Following Tom Sharp's casting, the remaining main cast were later revealed - Rose Reid as Charis, James Arden as Taliesin, Emree Franklin as Morgian, Finney Cassidy as Aurelius, Myles Clohessy as Uther, Brett Cooper as Ganieda and Alex Laurence Phillips as Pelleas. Additionally cast in the series are Colin Cunningham as Vortigern, Nicholas Boulton as Morcant, Daniel Fathers as Avallach, Thor Rosland as Hengist and Chick Allan as Gorlas.

=== Filming ===
Filming took place from September to December 2023 in Budapest, Trento, Priverno (at the Fossanova Abbey), in the Gran Sasso d'Italia mountains and at the Cinecittà film studio.

== Release ==
The Pendragon Cycle: Rise of the Merlin premiered on January 22, 2026, consisting of seven episodes.

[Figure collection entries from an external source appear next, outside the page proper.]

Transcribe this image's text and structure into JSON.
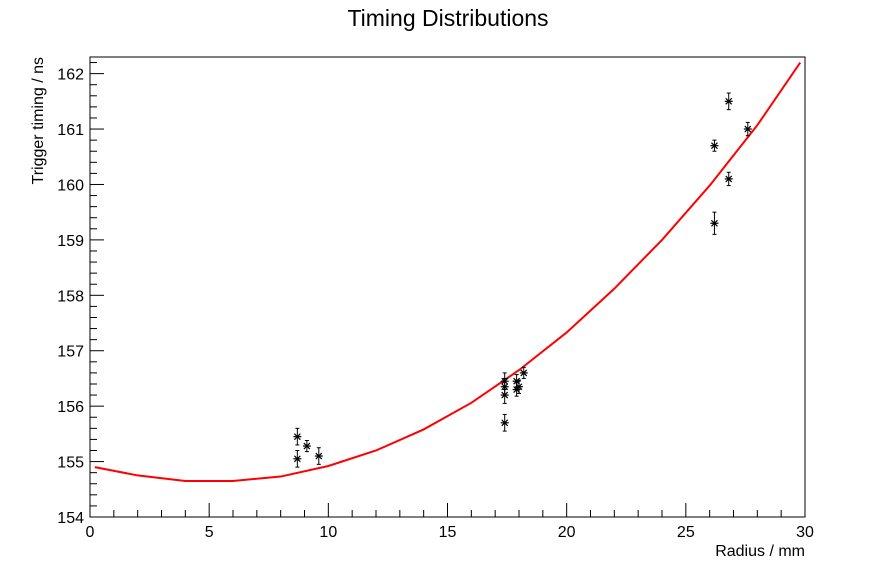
{
  "chart_data": {
    "type": "scatter",
    "title": "Timing Distributions",
    "xlabel": "Radius / mm",
    "ylabel": "Trigger timing / ns",
    "xlim": [
      0,
      30
    ],
    "ylim": [
      154,
      162.3
    ],
    "x_ticks": [
      0,
      5,
      10,
      15,
      20,
      25,
      30
    ],
    "y_ticks": [
      154,
      155,
      156,
      157,
      158,
      159,
      160,
      161,
      162
    ],
    "grid": false,
    "legend": "none",
    "colors": {
      "points": "#000000",
      "fit": "#ff0000",
      "frame": "#000000"
    },
    "points": [
      {
        "x": 8.7,
        "y": 155.45,
        "err": 0.15
      },
      {
        "x": 8.7,
        "y": 155.05,
        "err": 0.15
      },
      {
        "x": 9.1,
        "y": 155.28,
        "err": 0.1
      },
      {
        "x": 9.6,
        "y": 155.1,
        "err": 0.15
      },
      {
        "x": 17.4,
        "y": 156.45,
        "err": 0.15
      },
      {
        "x": 17.4,
        "y": 156.35,
        "err": 0.15
      },
      {
        "x": 17.4,
        "y": 156.2,
        "err": 0.15
      },
      {
        "x": 17.4,
        "y": 155.7,
        "err": 0.15
      },
      {
        "x": 17.9,
        "y": 156.3,
        "err": 0.12
      },
      {
        "x": 17.9,
        "y": 156.45,
        "err": 0.12
      },
      {
        "x": 18.0,
        "y": 156.35,
        "err": 0.12
      },
      {
        "x": 18.2,
        "y": 156.6,
        "err": 0.1
      },
      {
        "x": 26.2,
        "y": 160.7,
        "err": 0.1
      },
      {
        "x": 26.2,
        "y": 159.3,
        "err": 0.2
      },
      {
        "x": 26.8,
        "y": 161.5,
        "err": 0.15
      },
      {
        "x": 26.8,
        "y": 160.1,
        "err": 0.12
      },
      {
        "x": 27.6,
        "y": 161.0,
        "err": 0.12
      }
    ],
    "fit_curve": {
      "type": "line",
      "x": [
        0.2,
        2,
        4,
        6,
        8,
        10,
        12,
        14,
        16,
        18,
        20,
        22,
        24,
        26,
        28,
        29.8
      ],
      "y": [
        154.9,
        154.75,
        154.65,
        154.65,
        154.73,
        154.92,
        155.2,
        155.58,
        156.06,
        156.65,
        157.33,
        158.12,
        159.0,
        159.98,
        161.07,
        162.2
      ]
    }
  }
}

In late July 2026, The Pendragon Cycle: Rise of the Merlin was released on Amazon Prime Video in Europe, reaching #3 series overall in the UK and Ireland, and #4 in Spain. Its 1 September release in the United States was met with immediate success; a week after its release, it was the #3 TV show on Amazon Prime and #4 out of all content, including movies.

== Reception ==
The series premiered with largely positive reviews. Screen Rant, MovieWeb and CBR proclaimed the series as a "major streaming hit" after it premiered worldwide on Prime Video. Ed Power for The Telegraph called the show "a cheery, cheesy series" that was "doomed to be shunned by the very audience it so desperately wants to win over." Roger Avary praised the series comparing it with John Boorman's film Excalibur and against other fantasy shows like The Rings of Power, "it's as good as classic television" and that it was "being buried for political reasons." The series received praise from TV Fanatic and Giant Freakin Robot, with the latter positively comparing it to Game of Thrones. Tom Sharp's performance received acclaim from entertainment news outlets, with TV Fanatic claiming Sharp in Episode 6 Ganieda "was on another level". Blaze Media praised Sharp's portrayal of Merlin as "multifaceted" and that he "carries Merlin through a formidable range...without turning him into a wizardly caricature."

A less favorable review from Josh Rosenberg for Esquire panned the series as "terrible" and "simply incomprehensible" and referred to it as a "discount Game of Thrones."